The government estimates that it has injected about US$231m in the construction of the facility which has a processing capacity of 13,000 tons of sugarcane and 1,500 tons of refined sugar per day respectively.

Ethiopia expects the completed project to produce 200,000 tons of refined sugar annually, while creating job opportunities for nearly 10,000 Ethiopians.

The plant is also equipped with a 45 MW generator set, which can generate 30 MW to the external power grid.

CAMCE has also been contracted to oversee the construction of Welkait Sugar factory, one of the factories slated for privatization with a processing capacity of 24,000 tons of sugar cane per day.

“Inaugurating Tana Beles -1 Sugar Factory is key to building a competitive sugar industry in our country.”

Prime Minister Abiy Ahmed

Ernst & Young to advise privatization of sugar factories

In other related news, Ethiopia has chosen Ernest & Young Global (EY) Ltd, a multinational professional services network, to be its transaction advisor in the privatization of a couple of state-owned sugar factories under the Ethiopian Sugar Corporation.

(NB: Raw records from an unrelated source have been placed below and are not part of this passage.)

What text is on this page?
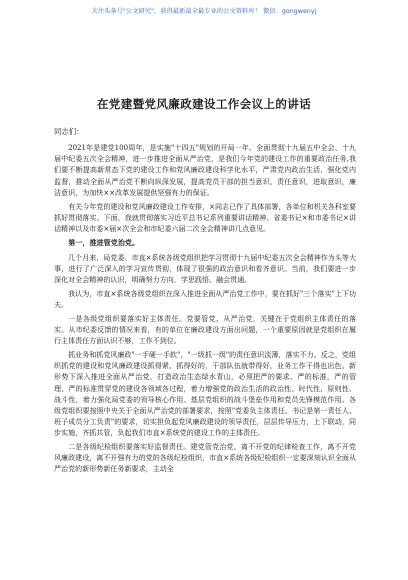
关注头条号"公文研究"，获得最新最全最专业的公文资料库！ 微信：gongwenyj
在党建暨党风廉政建设工作会议上的讲话
同志们：

2021年是建党100周年，是实施"十四五"规划的开局一年、全面贯彻十九届五中全会、十九届中纪委五次全会精神，进一步推进全面从严治党，是我们今年党的建设工作的重要政治任务,我们要不断提高新常态下党的建设工作和党风廉政建设科学化水平，严肃党内政治生活，强化党内监督，推动全面从严治党不断向纵深发展，提高党员干部的担当意识、责任意识，进取意识，廉洁意识，为加快××改革发展提供坚强有力的保证。

有关今年党的建设和党风廉政建设工作安排，×同志已作了具体部署，各单位和机关各科室要抓好贯彻落实。下面，我就贯彻落实习近平总书记系列重要讲话精神、省委书记×和市委书记×讲话精神以及市委×届×次全会和市纪委六届二次全会精神讲几点意见。

第一，推进管党治党。

几个月来，局党委、市直×系统各级党组织把学习贯彻十九届中纪委五次全会精神作为头等大事，进行了广泛深入的学习宣传贯彻，体现了很强的政治意识和看齐意识。当前，我们要进一步深化对全会精神的认识，明确努力方向，学思践悟、融会贯通。

我认为，市直×系统各级党组织在深入推进全面从严治党工作中，要在抓好"三个落实"上下功夫。

一是各级党组织要落实好主体责任。党要管党、从严治党，关键在于党组织主体责任的落实。从市纪委反馈的情况来看，有的单位在廉政建设方面出问题，一个重要原因就是党组织在履行主体责任方面认识不够，工作不到位。

抓业务和抓党风廉政"一手硬一手软"，"一级抓一级"的责任意识淡薄，落实不力。反之，党组织抓党的建设和党风廉政建设抓得紧、抓得好的，干部队伍就带得好，业务工作干得也出色。新形势下深入推进全面从严治党，打造政治生态绿水青山，必须把严的要求、严的标准，严的管理、严的标准贯穿党的建设各领域各过程，着力增强党的政治生活的政治性、时代性、原则性、战斗性，着力强化局党委的领导核心作用、基层党组织的战斗堡垒作用和党员先锋模范作用。各级党组织要按照中央关于全面从严治党的部署要求，按照"党委负主体责任、书记是第一责任人、班子成员分工负责"的要求，切实担负起党风廉政建设的领导责任，层层传导压力，上下联动，同步实施，齐抓共管，负起我们市直×系统党的建设工作的主体责任。

二是各级纪检组织要落实好监督责任。建党管党治党，离不开党的纪律检查工作，离不开党风廉政建设，离不开强有力的党的各级纪检组织，市直×系统各级纪检组织一定要深刻认识全面从严治党的新形势新任务新要求，主动全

This marks the end of a long search for a consultancy firm by the Public Enterprise Holding & Administration Agency (PEHA), who invited interested parties to launch their bid in undertaking the task since last year.

EY has emerged as the suitable candidate among the 11 international companies that had filed their expressions of interest.

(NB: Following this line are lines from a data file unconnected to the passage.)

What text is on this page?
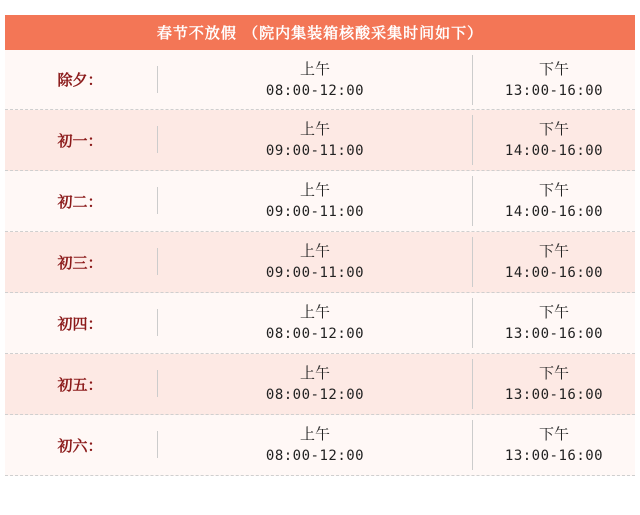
春节不放假 （院内集装箱核酸采集时间如下）
除夕：
上午
08:00-12:00
下午
13:00-16:00
初一：
上午
09:00-11:00
下午
14:00-16:00
初二：
上午
09:00-11:00
下午
14:00-16:00
初三：
上午
09:00-11:00
下午
14:00-16:00
初四：
上午
08:00-12:00
下午
13:00-16:00
初五：
上午
08:00-12:00
下午
13:00-16:00
初六：
上午
08:00-12:00
下午
13:00-16:00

According to reports by Ethiopian Reporter, out of the 11 bidders, only six were said to have met all the technical and financial requirements set in the bid.

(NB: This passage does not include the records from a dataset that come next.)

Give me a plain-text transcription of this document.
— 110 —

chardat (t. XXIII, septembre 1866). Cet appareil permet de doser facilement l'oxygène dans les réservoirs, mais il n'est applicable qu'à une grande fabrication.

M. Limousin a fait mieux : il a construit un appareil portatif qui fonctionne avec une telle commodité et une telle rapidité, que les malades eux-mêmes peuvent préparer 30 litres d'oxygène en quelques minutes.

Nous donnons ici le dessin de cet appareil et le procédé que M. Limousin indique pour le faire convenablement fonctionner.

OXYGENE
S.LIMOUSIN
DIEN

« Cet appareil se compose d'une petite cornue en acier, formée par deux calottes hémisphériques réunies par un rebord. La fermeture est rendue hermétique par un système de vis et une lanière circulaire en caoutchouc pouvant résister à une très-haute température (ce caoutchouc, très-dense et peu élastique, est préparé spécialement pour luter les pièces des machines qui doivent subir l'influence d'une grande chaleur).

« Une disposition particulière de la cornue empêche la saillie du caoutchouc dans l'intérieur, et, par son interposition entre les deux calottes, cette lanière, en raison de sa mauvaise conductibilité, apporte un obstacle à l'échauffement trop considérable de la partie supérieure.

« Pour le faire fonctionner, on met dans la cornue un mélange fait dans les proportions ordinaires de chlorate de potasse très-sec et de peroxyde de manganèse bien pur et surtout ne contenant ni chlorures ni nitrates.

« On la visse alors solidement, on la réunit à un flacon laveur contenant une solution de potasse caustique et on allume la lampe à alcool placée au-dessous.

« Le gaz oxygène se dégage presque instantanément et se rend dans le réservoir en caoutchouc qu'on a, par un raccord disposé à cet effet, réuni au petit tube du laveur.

Narrowing down to the final two, EY clinched the job from Price Water House Cooper Limited (PWC) as it put in a financial offer worth US$3.3m while its competitor offered US$6.3m.

As part of EY’s assignment, the firm is expected to come up with plans and recommendations for a privatisation transaction, conduct market research, and suggest the best transaction approach that fits each sugar plant.

Also, the transaction advisor will assist the client to bringing a strategic investor on board as is necessary to close the transaction.

Ernst & Young is expected to commence the advisory role upon the final approval of the bidding committee.

The international company provides financial advisory services, such as risk management, internal audits, supply chain, operations, accounting and tax advisory, assurance, and auditing services.

The companies slated for privatisation include Tendaho, Kesem, Omo Kuraz II and III, and Arjo-Dedesa which are operational and Tana-Belese I and II, Welkayit, Omo Kuraz I which are currently under construction.

Initially, the government intended to privatise 13 sugar factories; however, it dropped the plan for three operational plants: Wonji Shoa, Metehara and Fincha sugar factories, and decided to keep them under government ownership.

Also, the privatisation plan of Omo Kuraz VI Sugar Factory, which was under construction was held back due to poor performance by the building contractor, leaving it 20% complete.

The decision to offload the sugar factories has come about as the government is unable to cover the debt accumulated over the years and maintain funding for the faltering sugar plants.